Are you lucky enough to work from home during the COVID-19 pandemic? If the answer is yes, you have probably used Zoom to meet your video conferencing needs. While everyone has used Zoom, it doesn’t mean it’s the best choice. As you may have heard, there are concerns about various leaks, accounts being sold on the dark web, and the attraction of malware attacks.
So if you have to work from home during this time, but you no longer feel comfortable using Zoom, that’s fine. Here are some alternatives to Zoom you should try.
Jitsi is a collection of free and open-source multiplatform voice, video conferencing, and instant messaging for Windows, Linux, Mac OS X and Android. It has features such as call transfer, auto reconnect, call recording, conference calls, encrypted password storage with a master password, encryption for instant messaging and calls, and group video support.
If you’re curious about how to use the group conference feature, go to meet.jit.si For more information.
Skype is as tested, true and free as ever. It has a new feature called “Skype Meet Now”, which can meet up to 50 users at the same time. The bonus is that you don’t need an account to use it, just a link to click on. The downside is that it doesn’t have the big bells and whistles that a paid conference service would have. Still, it’s free and Skype has been around for a while.

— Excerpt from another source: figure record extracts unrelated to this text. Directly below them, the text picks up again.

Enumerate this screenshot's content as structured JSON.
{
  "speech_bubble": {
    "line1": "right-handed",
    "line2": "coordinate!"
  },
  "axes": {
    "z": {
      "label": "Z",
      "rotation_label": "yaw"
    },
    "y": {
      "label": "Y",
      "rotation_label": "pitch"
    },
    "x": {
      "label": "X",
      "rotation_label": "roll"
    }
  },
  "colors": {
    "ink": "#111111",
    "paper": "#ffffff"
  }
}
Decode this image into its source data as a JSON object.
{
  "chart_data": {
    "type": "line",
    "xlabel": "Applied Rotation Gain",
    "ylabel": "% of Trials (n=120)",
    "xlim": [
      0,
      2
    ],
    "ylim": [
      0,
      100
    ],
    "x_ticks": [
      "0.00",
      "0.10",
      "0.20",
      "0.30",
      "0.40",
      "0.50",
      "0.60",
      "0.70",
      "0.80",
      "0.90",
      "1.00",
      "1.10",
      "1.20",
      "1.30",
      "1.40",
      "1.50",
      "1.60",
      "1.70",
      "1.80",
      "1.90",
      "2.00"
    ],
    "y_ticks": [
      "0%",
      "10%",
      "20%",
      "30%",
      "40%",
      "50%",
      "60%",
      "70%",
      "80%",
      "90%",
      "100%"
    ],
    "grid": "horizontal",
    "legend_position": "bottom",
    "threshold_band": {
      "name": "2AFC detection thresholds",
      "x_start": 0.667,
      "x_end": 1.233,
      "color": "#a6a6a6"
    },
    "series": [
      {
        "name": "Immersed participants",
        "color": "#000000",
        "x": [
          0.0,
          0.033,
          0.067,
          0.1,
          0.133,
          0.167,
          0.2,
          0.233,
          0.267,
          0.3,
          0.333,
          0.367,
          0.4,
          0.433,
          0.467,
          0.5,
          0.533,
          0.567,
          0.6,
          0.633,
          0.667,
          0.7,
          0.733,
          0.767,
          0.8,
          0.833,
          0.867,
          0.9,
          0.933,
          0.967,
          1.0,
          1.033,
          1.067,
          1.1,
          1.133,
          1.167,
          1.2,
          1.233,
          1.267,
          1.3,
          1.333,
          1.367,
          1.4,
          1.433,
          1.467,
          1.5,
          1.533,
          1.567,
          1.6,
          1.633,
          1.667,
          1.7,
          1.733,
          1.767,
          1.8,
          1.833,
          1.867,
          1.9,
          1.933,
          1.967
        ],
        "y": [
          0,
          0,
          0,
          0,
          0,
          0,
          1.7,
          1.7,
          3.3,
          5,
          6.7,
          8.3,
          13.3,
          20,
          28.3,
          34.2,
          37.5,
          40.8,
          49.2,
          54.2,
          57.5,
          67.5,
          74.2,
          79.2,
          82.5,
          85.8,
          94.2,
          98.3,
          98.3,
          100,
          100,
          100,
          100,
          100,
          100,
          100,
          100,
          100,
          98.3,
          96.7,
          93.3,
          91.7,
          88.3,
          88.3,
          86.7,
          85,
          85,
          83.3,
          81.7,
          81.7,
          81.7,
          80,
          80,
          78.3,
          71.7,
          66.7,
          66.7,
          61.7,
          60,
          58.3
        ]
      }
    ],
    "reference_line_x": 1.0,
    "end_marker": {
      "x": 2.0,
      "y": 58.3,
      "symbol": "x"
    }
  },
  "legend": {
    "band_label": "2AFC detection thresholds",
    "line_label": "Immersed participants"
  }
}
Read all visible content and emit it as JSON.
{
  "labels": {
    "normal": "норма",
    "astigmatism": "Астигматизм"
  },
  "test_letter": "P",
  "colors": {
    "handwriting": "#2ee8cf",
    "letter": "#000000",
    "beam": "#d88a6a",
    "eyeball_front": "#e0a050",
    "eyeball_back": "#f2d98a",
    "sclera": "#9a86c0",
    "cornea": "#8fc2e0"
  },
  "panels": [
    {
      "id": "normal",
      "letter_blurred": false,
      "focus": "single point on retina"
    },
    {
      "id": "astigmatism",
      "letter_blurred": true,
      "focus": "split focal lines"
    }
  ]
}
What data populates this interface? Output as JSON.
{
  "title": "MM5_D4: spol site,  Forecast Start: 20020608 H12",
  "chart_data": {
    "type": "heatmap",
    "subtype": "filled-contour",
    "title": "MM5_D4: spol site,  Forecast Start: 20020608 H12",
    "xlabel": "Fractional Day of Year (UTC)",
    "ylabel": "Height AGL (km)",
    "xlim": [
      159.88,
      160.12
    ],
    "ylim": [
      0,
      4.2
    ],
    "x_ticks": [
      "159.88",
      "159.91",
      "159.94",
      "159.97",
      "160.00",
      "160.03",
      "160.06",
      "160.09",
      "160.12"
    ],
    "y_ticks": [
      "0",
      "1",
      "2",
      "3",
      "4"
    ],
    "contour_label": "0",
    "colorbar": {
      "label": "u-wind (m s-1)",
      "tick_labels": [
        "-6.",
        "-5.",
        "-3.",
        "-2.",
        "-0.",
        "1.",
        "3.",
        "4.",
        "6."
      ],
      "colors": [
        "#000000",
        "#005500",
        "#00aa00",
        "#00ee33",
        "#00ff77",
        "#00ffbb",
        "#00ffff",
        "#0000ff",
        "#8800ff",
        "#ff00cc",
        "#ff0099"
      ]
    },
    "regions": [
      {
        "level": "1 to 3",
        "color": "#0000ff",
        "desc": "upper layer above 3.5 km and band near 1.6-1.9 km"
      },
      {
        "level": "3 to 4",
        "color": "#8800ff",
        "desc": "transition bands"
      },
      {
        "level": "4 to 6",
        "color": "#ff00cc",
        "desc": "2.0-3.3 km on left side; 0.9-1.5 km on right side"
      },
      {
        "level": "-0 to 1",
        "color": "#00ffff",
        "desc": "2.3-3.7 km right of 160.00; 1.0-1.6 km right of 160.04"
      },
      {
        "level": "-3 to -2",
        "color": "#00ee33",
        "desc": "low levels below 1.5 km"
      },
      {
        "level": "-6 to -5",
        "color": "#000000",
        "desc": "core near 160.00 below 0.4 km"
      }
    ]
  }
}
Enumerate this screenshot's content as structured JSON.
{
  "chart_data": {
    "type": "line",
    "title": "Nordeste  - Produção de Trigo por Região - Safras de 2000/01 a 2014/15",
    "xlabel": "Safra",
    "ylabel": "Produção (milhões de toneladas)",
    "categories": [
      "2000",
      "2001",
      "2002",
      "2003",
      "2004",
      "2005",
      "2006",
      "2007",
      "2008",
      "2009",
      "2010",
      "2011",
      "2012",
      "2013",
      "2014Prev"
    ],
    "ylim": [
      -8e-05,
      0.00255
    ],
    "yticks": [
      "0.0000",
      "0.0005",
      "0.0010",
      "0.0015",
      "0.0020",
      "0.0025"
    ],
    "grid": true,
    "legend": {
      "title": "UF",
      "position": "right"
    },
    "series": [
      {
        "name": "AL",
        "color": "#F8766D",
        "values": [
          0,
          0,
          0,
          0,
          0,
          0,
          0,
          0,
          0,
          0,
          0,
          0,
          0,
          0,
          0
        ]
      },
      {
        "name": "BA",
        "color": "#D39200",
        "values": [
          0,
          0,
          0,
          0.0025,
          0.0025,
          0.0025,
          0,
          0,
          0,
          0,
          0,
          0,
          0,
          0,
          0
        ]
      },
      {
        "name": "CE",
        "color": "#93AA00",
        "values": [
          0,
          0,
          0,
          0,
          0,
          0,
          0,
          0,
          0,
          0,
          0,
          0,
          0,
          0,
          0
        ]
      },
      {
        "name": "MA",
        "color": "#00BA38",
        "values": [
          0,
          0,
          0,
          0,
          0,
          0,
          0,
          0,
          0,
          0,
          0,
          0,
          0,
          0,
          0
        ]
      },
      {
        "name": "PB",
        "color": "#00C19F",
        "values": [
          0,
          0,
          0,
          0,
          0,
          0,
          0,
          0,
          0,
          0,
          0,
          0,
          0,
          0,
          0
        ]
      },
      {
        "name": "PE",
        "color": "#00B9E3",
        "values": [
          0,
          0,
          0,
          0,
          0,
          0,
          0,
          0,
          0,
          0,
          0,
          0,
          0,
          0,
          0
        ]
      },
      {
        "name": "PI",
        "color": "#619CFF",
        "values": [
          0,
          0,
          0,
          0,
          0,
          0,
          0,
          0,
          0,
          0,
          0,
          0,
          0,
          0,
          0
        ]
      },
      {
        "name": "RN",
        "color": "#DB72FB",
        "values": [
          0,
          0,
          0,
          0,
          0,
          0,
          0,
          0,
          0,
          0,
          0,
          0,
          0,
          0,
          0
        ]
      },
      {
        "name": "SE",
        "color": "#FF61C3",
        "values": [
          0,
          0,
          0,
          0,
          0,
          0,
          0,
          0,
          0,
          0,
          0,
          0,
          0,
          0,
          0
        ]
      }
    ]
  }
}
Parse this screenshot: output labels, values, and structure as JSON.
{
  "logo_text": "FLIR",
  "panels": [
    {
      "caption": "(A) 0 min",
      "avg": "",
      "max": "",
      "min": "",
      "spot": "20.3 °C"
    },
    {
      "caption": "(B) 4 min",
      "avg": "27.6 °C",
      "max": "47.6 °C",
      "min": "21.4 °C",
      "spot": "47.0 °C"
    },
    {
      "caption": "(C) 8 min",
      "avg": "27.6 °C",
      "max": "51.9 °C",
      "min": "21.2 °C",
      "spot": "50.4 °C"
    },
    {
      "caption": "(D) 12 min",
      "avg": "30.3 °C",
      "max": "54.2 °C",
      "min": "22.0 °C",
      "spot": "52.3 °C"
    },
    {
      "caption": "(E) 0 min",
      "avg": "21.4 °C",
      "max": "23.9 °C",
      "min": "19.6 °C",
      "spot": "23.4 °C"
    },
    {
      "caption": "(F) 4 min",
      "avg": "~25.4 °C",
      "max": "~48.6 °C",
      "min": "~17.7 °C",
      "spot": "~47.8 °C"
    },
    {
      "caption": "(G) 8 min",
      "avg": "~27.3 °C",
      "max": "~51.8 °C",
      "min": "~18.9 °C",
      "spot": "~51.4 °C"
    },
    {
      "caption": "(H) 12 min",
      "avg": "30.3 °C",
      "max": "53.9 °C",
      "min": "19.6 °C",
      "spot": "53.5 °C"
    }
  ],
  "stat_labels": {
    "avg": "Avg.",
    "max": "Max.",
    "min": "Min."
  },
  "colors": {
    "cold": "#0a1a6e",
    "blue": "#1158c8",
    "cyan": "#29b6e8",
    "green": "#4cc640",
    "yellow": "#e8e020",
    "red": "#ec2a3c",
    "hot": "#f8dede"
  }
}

In terms of Zoom alternative, Google Hangouts is probably the strongest competitor. The free version of Google Hangouts allows 150 users to connect to a conversation, provided they have a Google account. If you’re willing to pay the cash for the paid version of Hangouts, the world really opens up for you.
With the paid version of Google Hangouts, you can have 250 participants on a phone call, give presentations, record meetings, and easily send links to people outside your company if needed.
If you’re a gamer, chances are you’ve probably used Discord before. This free communication app gives you an encrypted chat, message and video calls. You can also set up special servers, which can look like Slack’s rooms, that can also host video and text chats. So if you have to split teams, this is easy and intuitive to use. Discord seats 50 people and the app is available on most browsers and devices.